Cassius walked behind the wheelchair.

His gloved hand reached toward the back of that black metal head, groping along the smooth surface. The movement was gentle and practiced, like caressing a rare treasure.

Click.

An extremely crisp mechanical engagement sound.

In the dead silent corridor, this sound pierced Erika's eardrums like a bullet.

That black metal cage—split open right down the middle.

SSSSSS—!!!

The sharp screech of high-pressure gas leakage erupted abruptly. A thick cloud of white vapor frantically burst from the crack, carrying the intensely pungent smell of chemical coolant and some cloying preservative, instantly flooding the surrounding air. The gas was like a malevolent spirit imprisoned for centuries, finally finding an escape, desperately fleeing outward.

Erika instinctively held his breath.

His eyes stared rigidly at that dissipating white vapor, at those two heavy pieces of metal about to fall away.

When the white gas finally cleared.

Erika's breathing thoroughly stopped.

He wasn't holding his breath from fear. It was a genuine, system-wide halt where even his heart involuntarily skipped a beat.
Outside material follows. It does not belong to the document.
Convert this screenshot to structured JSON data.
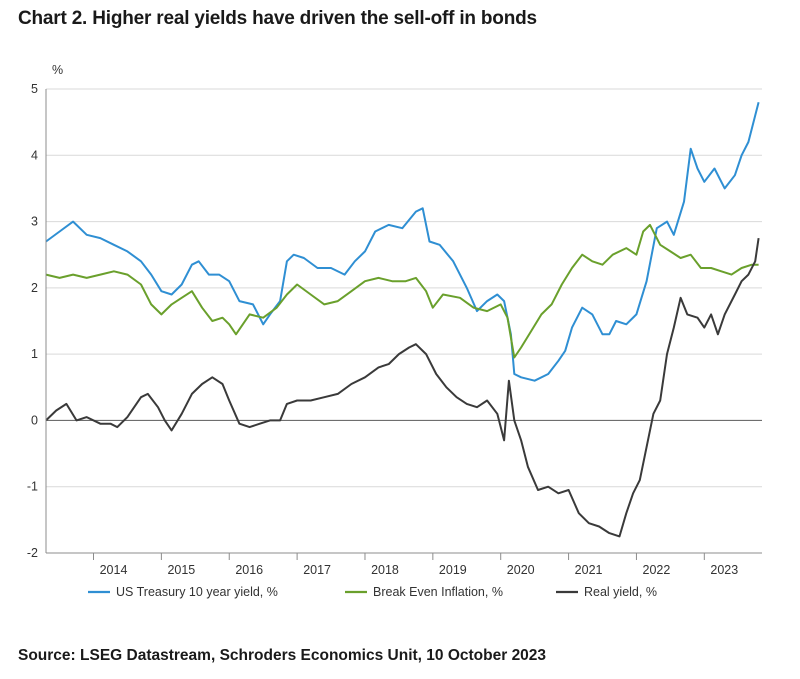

Deep within that completely washed-out mind, left with only commands and void, it seemed a long-severed nerve had been violently plucked.

It was hair.

A cascade of loose, red hair.

That red was too piercing. In this cold world built of ash-black metal, dark bloodstains, and pale light, that head of red hair was like a spontaneously combusting flame of karma, pouring down from the head that had just shed its metal shell.

Some strands were plastered tightly to her cheeks by sweat; some fell on shoulders twisted by restraint. It wasn't a dull, lifeless red, but an extremely vibrant, pure red, as if just pulled from molten lava, still faintly pulsing with high-temperature flames.

That face was revealed.

Pale. Paler than any corpse Erika had ever seen. It was the kind of near-transparent, ghastly white that comes from years without sunlight, with blood forcibly blocked beneath the skin by some extreme force. Through that thin layer of skin, you could clearly see the blue veins beneath.

The girl's eyes were tightly shut.

Long lashes cast two fragile shadows on that deathly pale face. Her cracked, bloodless lips were firmly pressed together.

She didn't move.

But Erika now finally understood the source of that "bowstring pulled to its limit" dead silence. Her stillness wasn't from being tortured to a breakdown, but from her using every last shred of remaining strength in her body to suppress something terrifying, on the verge of bursting forth.

Erika stood petrified in the shadows.

Staring at that face, pale as paper.

Staring at that hair burning like blood.

He didn't know how long he stood there, nor why that shade of red caused such an alien cramp in his stomach.

He only knew that from this moment on, this corridor watched over by the abyss contained one more thing.

A flame.

Quietly, and most dangerously, burning in this desolate, ash-black wasteland.